What Now, Icarus? Is Western Combat Aviation Falling Out of the Sky?Winslow T. Wheeler
Director, Straus Military Reform Project, Center for Defense Information
Posted: October 28, 2009 05:16 PM
The future of Western combat aviation today rests largely on one airplane: The Pentagon's F-35 Joint Strike Fighter.
The Defense Department currently plans to buy 2,456 of these Lockheed aircraft for the Air Force, Navy, and Marine Corps. As a "multi-role" fighter-bomber, it will ultimately replace almost all tactical aircraft now in our inventory, except for the F-22, for which production beyond 187 aircraft was canceled this past summer. Major allies, including Britain and much of the rest of Western Europe, Canada, Australia, Japan, and Israel, plan to buy the aircraft. Sales to many others are postulated, and those who do not intend to buy the F-35 plan to copy it to the extent their treasuries, government bureaucracies, and technological development permit.

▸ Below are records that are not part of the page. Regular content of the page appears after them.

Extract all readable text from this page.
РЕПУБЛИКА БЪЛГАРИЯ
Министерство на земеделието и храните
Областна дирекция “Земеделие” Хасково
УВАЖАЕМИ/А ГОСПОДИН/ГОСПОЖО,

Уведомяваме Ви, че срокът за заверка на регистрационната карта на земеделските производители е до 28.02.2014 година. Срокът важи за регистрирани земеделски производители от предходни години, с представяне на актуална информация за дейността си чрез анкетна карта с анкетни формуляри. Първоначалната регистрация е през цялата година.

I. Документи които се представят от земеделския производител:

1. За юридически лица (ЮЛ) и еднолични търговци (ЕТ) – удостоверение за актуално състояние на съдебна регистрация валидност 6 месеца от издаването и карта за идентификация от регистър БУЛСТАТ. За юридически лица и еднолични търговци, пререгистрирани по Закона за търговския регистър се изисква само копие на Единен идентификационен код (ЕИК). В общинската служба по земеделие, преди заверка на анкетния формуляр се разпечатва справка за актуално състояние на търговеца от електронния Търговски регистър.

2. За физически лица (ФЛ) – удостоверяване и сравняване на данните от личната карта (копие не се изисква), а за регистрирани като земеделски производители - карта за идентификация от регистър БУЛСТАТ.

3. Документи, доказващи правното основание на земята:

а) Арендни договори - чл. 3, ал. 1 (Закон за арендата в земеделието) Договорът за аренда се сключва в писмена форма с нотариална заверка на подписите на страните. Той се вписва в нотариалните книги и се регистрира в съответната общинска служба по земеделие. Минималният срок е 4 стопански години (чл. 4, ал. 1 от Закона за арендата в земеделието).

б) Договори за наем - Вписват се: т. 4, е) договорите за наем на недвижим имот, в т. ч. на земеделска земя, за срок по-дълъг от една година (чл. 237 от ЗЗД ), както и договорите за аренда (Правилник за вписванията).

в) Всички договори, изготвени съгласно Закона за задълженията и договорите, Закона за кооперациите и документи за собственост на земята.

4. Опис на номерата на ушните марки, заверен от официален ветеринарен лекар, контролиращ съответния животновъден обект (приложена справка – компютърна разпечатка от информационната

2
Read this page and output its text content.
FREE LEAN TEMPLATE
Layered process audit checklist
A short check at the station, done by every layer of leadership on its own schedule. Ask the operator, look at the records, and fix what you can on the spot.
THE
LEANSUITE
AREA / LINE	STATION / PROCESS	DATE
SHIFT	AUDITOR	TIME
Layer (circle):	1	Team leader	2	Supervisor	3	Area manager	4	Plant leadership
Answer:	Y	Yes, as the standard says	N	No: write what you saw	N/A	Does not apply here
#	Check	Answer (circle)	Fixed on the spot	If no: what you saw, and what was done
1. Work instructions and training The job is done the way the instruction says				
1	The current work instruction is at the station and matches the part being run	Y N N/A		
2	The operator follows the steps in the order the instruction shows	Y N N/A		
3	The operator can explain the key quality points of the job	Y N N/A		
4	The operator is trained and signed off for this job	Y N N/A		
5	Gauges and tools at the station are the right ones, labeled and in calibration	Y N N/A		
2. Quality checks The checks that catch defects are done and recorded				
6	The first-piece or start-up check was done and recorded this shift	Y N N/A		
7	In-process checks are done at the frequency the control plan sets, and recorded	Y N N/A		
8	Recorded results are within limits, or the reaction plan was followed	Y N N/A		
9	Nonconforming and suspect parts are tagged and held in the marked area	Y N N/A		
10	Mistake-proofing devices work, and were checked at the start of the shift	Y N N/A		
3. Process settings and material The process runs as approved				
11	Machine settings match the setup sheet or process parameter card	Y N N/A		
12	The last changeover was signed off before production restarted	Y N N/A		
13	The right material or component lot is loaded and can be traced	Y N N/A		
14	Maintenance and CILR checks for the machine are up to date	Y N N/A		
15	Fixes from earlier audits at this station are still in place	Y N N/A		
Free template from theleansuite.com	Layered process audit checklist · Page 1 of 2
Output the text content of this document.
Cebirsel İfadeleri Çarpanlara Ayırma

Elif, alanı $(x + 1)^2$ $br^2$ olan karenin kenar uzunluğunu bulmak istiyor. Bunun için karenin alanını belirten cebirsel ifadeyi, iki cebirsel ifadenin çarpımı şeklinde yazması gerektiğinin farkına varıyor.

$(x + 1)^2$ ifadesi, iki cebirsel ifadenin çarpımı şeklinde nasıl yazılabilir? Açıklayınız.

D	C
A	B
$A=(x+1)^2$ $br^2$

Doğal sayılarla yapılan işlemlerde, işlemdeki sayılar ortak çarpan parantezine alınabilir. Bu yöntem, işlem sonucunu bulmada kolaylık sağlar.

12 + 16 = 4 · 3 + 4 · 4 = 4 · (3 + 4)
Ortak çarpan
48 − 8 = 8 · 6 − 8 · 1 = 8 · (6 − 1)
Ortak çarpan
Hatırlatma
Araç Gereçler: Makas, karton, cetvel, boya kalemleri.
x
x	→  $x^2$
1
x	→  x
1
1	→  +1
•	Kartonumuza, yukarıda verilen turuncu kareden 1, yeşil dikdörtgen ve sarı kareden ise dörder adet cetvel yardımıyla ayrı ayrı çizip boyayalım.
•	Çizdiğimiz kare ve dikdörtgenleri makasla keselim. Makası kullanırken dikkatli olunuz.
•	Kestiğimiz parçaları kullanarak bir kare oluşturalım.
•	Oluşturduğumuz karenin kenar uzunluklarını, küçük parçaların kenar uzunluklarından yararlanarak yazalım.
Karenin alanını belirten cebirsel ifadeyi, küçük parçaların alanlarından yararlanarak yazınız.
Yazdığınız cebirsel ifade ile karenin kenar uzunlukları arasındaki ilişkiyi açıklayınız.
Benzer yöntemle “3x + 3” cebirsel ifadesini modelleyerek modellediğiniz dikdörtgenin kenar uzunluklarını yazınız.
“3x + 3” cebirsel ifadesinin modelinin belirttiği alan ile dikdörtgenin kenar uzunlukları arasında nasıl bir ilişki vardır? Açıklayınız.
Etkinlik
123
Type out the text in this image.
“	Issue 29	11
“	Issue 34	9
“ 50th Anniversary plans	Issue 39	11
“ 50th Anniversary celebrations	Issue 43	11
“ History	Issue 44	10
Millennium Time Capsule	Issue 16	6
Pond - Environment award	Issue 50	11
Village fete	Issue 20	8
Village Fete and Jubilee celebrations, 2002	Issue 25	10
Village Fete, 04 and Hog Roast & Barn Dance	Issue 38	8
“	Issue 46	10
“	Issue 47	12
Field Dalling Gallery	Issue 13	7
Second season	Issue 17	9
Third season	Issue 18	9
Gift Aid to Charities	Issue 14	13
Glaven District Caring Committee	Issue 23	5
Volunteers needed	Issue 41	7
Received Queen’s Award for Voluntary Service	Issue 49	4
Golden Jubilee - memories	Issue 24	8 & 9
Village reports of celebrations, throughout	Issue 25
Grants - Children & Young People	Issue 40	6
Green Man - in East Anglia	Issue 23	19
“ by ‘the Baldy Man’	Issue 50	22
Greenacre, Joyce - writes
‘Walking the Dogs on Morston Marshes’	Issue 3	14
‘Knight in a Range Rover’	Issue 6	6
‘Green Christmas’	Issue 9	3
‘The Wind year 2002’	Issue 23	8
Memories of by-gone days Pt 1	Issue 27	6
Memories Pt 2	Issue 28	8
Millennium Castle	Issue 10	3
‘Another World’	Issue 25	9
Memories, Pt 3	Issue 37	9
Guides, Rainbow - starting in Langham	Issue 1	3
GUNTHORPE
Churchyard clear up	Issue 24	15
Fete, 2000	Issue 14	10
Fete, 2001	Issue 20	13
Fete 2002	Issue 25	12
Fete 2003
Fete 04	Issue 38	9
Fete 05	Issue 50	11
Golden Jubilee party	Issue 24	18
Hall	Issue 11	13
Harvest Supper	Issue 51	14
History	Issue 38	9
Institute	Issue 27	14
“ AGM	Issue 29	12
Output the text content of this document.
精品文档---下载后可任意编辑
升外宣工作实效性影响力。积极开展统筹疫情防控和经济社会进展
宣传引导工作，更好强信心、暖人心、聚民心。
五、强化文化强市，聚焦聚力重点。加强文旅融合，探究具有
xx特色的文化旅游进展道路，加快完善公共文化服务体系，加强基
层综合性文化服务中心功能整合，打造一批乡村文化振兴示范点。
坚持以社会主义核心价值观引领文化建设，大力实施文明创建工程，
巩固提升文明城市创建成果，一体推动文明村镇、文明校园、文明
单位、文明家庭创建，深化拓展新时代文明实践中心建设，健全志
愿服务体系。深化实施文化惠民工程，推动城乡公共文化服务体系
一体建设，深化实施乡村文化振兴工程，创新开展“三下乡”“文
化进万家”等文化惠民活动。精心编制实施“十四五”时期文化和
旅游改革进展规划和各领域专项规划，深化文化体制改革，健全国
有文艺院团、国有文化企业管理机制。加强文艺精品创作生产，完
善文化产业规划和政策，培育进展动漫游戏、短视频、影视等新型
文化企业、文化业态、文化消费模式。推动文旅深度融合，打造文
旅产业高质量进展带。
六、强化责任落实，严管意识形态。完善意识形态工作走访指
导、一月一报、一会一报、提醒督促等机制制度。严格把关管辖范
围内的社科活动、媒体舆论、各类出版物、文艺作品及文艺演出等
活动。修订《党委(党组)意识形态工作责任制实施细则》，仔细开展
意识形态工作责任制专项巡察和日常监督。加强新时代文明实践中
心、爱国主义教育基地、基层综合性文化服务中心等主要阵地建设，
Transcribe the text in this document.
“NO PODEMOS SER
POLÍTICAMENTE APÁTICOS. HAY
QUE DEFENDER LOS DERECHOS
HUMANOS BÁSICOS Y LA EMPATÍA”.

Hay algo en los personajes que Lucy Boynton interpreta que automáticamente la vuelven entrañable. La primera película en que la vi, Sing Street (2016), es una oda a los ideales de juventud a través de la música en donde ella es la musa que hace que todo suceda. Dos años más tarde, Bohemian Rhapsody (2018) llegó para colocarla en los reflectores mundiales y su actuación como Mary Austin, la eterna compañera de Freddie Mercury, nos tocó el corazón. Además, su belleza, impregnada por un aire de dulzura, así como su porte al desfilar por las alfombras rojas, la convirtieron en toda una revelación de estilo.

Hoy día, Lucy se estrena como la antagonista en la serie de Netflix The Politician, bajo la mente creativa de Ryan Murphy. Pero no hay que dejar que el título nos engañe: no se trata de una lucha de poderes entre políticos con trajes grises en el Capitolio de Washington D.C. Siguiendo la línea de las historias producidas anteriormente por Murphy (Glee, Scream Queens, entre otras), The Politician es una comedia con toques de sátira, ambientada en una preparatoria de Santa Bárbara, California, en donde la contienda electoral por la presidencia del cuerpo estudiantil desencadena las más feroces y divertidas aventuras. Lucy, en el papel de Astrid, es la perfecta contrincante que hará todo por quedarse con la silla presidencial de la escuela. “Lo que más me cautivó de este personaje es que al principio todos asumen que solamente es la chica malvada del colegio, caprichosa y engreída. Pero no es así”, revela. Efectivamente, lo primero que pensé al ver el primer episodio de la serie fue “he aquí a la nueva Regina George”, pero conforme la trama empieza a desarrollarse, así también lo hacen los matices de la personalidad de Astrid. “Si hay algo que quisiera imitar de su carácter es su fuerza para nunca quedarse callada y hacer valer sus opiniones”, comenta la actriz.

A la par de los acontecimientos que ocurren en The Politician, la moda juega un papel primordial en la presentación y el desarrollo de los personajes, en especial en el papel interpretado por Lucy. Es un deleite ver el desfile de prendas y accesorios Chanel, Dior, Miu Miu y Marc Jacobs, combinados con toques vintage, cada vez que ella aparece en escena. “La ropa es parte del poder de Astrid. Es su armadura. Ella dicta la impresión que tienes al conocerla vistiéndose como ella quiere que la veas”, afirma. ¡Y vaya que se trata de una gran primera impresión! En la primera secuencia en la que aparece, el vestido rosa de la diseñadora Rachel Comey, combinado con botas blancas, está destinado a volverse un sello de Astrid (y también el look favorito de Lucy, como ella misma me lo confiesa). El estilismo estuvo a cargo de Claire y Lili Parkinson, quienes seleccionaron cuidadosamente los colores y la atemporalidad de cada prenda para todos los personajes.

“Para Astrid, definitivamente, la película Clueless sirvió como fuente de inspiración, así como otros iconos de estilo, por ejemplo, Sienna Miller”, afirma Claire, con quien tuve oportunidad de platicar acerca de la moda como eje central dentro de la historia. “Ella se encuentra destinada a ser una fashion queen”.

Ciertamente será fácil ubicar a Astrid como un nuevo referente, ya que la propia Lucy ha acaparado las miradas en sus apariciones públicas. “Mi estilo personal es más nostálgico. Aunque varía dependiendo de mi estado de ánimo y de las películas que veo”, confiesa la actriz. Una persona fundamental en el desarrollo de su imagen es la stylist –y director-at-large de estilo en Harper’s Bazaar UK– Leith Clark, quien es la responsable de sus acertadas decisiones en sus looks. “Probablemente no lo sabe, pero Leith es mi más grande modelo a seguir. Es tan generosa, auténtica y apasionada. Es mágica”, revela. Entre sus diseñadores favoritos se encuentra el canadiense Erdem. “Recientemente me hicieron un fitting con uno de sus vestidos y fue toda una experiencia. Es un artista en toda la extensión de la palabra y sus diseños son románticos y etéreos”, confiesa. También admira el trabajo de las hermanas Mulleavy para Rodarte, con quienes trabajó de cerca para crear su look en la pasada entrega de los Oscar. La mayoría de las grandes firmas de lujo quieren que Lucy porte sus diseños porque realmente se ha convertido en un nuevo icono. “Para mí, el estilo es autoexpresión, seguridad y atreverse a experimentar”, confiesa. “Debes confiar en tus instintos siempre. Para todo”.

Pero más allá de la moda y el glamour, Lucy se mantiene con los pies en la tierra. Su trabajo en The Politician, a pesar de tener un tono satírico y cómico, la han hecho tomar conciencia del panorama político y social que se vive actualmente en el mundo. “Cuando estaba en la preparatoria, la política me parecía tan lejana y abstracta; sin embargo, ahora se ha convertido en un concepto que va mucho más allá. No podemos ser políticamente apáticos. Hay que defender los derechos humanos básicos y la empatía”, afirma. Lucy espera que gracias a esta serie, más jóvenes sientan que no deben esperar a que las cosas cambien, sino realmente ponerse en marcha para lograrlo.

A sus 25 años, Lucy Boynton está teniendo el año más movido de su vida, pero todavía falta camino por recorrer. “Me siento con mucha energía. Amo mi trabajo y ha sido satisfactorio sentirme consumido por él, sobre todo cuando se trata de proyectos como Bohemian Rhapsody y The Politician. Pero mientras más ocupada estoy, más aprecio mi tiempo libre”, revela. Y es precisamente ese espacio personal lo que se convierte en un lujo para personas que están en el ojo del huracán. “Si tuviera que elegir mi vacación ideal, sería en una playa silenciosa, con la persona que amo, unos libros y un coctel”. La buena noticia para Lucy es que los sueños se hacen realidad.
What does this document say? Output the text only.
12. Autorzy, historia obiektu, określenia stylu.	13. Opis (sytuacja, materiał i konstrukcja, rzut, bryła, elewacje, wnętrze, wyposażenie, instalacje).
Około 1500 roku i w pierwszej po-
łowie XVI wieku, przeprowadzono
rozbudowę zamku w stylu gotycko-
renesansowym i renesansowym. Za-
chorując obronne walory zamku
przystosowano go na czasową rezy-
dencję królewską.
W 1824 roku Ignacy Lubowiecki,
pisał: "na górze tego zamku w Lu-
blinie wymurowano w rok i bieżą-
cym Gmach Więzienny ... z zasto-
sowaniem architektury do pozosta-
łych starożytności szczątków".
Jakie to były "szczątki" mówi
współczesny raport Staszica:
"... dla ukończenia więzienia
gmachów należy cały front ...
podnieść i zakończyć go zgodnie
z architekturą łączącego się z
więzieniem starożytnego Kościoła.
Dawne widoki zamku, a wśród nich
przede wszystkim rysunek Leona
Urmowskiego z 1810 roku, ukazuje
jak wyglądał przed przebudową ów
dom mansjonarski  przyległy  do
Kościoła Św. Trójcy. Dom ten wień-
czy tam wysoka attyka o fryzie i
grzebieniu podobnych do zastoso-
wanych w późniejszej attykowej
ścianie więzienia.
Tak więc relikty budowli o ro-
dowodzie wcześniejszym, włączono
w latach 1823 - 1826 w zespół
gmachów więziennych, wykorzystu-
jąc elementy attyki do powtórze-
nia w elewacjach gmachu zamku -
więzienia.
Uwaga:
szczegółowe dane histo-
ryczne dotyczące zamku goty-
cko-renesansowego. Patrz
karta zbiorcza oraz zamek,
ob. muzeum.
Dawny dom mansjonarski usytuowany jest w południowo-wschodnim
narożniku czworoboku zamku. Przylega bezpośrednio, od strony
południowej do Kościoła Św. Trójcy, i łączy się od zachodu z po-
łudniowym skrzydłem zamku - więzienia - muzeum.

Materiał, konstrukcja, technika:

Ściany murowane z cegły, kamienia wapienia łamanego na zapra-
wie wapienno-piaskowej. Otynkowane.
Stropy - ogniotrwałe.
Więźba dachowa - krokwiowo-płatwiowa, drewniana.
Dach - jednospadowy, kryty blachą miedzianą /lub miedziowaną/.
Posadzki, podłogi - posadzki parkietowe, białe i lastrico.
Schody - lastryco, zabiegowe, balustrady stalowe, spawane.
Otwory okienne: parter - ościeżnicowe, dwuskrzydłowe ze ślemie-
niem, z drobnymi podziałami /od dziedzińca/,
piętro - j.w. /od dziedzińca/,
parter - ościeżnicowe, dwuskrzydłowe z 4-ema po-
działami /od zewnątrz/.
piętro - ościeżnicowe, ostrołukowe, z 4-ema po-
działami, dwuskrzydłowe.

There are, however, a few problems. The F-35 is unaffordable. It is a technological kluge that will be less effective than airplanes it replaces. And it will increase our own combat losses.
That is not the consensus now; many will vociferously dispute each of the assertions stated above, and below. But, in time the finger pointing will start. That's when someone will have to pick up the pieces to give our pilots a war winning aircraft. The road between here and there will be neither smooth nor pretty, but it is time to take the first step.
A financial disaster? How can that be? Visiting the F-35 plant in Fort Worth, Texas last August, Secretary of D Robert Gates assured us that the F-35 will be "less than half the price ... of the F-22."